Les médicaments génériques menacés par les biotechnologies ?

Les médicaments génériques menacés par les biotechnologies ? Les molécules biotechnologiques sont impossibles à copier. Du coup, le développement de leur version générique revient beaucoup plus cher.

En 2016, sept des dix principaux médicaments en valeur seront issus des biotechnologies, c'est-à-dire fabriqués à partir de cellules ou d'organismes vivants, selon le cabinet IMS Health. Et ces biomédicaments représenteront 17% de la dépense totale de médicaments dans le monde. C'est dire si ce type de traitement représente l'avenir de l'industrie pharmaceutique.

Le développement d'un biosimilaire coûte jusqu'à 200 millions de dollars, contre 2 à 4 millions pour un générique classique.

Or, ceux-ci coûtent cher : un traitement de 8 mois par cetuximab, prescrit contre le cancer colorectal, s'élève par exemple à 32 419 euros en moyenne. Pour éviter une explosion des dépenses de santé, les autorités misent donc sur les génériques de ces médicaments, les biosimilaires. Leur avenir semble d'ailleurs prometteur : la valeur des biomédicaments dont le brevet tombera dans le domaine public d'ici 2015 s'élève à 80 milliards de dollars, selon le cabinet IMAP.

Sauf que... Le cas des biomédicaments est beaucoup moins simple que celui des génériques classiques. D'abord, car on ne "copie" pas une substance biotechnologique comme une molécule chimique. Les organismes vivants à partir desquels elle est fabriquée sont sujets à des variations qui peuvent avoir des conséquences importantes sur leur effet. Cultivées en milieu artificiel, ces molécules sont de plus sensibles à la contamination.

Du coup, un médicament biosimilaire ne sera jamais exactement identique à son modèle. Les autorités européennes ont donc imposé le concept de "similarité" pour délivrer une autorisation de mise sur le marché : le biosimilaire doit prouver qu'il présente les mêmes caractéristiques et propriétés physico-chimiques que le médicament de référence, et qu'il est équivalent en terme d'efficacité et d'innocuité.

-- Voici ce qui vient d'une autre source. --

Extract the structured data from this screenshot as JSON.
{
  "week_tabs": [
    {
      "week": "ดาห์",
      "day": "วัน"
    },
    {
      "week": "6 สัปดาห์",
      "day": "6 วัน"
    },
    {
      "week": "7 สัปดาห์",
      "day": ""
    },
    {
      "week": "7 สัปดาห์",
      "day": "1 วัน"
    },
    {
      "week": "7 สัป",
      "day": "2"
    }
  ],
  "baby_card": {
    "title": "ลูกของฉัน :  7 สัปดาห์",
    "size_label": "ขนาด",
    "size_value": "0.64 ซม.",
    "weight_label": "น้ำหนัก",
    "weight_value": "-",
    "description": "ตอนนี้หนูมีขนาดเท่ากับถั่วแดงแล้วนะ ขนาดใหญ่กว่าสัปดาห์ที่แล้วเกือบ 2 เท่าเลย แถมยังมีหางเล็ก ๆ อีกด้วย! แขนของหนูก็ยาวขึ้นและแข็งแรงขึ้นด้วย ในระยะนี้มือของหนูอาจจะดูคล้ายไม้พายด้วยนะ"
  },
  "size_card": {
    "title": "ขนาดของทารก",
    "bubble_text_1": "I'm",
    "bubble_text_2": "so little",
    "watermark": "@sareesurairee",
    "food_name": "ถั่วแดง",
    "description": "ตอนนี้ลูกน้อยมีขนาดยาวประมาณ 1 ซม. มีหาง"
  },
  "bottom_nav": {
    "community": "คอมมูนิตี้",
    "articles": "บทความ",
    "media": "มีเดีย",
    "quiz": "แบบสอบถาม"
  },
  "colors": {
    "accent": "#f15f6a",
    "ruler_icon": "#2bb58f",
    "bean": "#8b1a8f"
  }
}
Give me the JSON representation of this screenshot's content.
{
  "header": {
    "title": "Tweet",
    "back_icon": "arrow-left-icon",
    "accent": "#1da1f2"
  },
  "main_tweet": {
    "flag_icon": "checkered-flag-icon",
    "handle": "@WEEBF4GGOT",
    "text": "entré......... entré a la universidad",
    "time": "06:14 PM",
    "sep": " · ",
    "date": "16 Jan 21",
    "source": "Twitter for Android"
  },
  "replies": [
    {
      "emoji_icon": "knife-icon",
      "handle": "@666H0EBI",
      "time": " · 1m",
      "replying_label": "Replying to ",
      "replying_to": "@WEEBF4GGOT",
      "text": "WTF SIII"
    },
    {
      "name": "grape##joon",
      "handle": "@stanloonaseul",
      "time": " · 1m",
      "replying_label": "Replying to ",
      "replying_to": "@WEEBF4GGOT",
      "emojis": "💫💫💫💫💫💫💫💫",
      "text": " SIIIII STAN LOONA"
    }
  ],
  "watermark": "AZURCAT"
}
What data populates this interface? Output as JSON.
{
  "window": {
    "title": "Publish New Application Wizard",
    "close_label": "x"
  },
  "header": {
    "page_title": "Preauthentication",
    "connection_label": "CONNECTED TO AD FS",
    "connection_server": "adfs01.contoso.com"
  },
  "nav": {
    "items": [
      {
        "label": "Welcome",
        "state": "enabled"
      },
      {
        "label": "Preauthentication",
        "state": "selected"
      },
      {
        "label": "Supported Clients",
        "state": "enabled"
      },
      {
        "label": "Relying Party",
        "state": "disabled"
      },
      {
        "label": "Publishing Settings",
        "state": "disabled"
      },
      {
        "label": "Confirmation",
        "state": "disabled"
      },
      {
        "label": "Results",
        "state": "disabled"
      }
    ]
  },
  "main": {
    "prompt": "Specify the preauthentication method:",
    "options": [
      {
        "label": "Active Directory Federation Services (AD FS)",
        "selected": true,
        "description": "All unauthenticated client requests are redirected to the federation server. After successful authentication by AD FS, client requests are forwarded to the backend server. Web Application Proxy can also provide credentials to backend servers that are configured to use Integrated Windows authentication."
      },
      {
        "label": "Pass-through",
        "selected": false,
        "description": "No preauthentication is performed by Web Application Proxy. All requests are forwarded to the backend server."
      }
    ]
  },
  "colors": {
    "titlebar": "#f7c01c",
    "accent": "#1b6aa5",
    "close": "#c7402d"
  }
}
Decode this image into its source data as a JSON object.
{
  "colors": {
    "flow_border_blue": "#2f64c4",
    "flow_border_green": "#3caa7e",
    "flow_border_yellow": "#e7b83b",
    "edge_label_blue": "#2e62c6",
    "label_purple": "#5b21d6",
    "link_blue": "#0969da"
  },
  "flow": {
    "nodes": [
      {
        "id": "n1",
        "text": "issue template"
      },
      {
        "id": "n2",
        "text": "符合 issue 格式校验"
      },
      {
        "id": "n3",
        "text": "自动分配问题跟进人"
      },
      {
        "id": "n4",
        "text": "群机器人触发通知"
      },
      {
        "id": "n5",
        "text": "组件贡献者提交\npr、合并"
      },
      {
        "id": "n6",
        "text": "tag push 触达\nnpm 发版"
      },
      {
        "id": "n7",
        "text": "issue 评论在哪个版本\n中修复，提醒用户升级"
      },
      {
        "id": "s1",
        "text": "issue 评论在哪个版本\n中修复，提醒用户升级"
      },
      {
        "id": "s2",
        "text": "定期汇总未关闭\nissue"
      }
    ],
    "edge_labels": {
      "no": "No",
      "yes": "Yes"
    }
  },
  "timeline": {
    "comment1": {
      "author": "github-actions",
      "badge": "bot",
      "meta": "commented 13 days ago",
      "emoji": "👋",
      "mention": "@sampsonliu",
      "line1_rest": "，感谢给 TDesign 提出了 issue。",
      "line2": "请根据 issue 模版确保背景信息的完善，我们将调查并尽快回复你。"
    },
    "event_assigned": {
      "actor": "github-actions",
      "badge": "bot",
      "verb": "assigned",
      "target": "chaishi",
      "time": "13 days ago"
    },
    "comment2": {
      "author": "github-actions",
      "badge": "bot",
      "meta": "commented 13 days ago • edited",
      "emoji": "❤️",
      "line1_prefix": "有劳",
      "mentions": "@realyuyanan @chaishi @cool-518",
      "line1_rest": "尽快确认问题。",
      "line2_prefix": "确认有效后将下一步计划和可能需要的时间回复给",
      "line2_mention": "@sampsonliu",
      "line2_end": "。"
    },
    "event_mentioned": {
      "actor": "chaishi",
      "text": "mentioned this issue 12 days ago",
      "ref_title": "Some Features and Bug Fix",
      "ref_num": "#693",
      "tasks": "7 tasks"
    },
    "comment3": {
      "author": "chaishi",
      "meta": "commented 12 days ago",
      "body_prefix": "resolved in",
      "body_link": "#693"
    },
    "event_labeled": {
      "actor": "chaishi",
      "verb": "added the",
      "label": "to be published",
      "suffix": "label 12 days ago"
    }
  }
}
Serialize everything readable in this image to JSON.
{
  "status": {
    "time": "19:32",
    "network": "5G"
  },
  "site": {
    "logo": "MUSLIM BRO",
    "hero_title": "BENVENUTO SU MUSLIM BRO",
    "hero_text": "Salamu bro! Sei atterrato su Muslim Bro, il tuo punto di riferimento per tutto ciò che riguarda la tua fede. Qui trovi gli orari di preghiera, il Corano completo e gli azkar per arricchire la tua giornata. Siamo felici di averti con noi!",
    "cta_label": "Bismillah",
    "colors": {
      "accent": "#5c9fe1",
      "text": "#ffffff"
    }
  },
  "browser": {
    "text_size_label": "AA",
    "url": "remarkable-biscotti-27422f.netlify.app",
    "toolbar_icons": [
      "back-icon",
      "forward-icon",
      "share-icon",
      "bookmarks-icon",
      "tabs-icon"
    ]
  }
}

Ce qui nécessite de réaliser de nouveaux essais cliniques de phase I et de phase III dont sont habituellement dispensés les médicaments génériques.

Autant de contraintes qui renchérissent le coût de développement d'un biosimilaire : celui-ci nécessite plus de sept années de développement et coûte jusqu'à 200 millions de dollars, contre 2 à 4 millions de dollars pour un générique classique. Et ce n'est pas fini : le laboratoire devra aussi investir en marketing auprès de chaque médecin, car la substitution automatique, en vigueur pour les médicaments classiques, n'est pas autorisée en Europe : le praticien est donc le seul à pouvoir favoriser la vente de ces produits.

 
Les biosimilaires face aux médicaments génériques
  Biosimilaires Génériques
Source : IMS Health, Afssaps, Mepha
Part de marché en France (2010) 9,4% (marché des biomédicaments) 15,3% (marché global)
Ventes mondiales en 2010 ($) 311 millions 234 milliards
Ventes mondiales en 2015 ($) 2 à 2,5 milliards% 400 à 430 milliards
Coût de développement ($) 85 à 200 millions 2 à 4 millions
Durée de développement moyenne 6 à 9 ans 3 ans
Etudes cliniques Etudes de phase I et de phase III Etude de bioéquivalence

Bref, les économies attendues pour le système de santé sont bien moindres que pour les génériques normaux. En Allemagne, le pays où les biosimilaires sont le plus développés, le prix de ces derniers représente 61% à 90% de celui des originaux, alors que pour un générique classique, ce taux descend à 26% en moyenne, selon l'institut IGES.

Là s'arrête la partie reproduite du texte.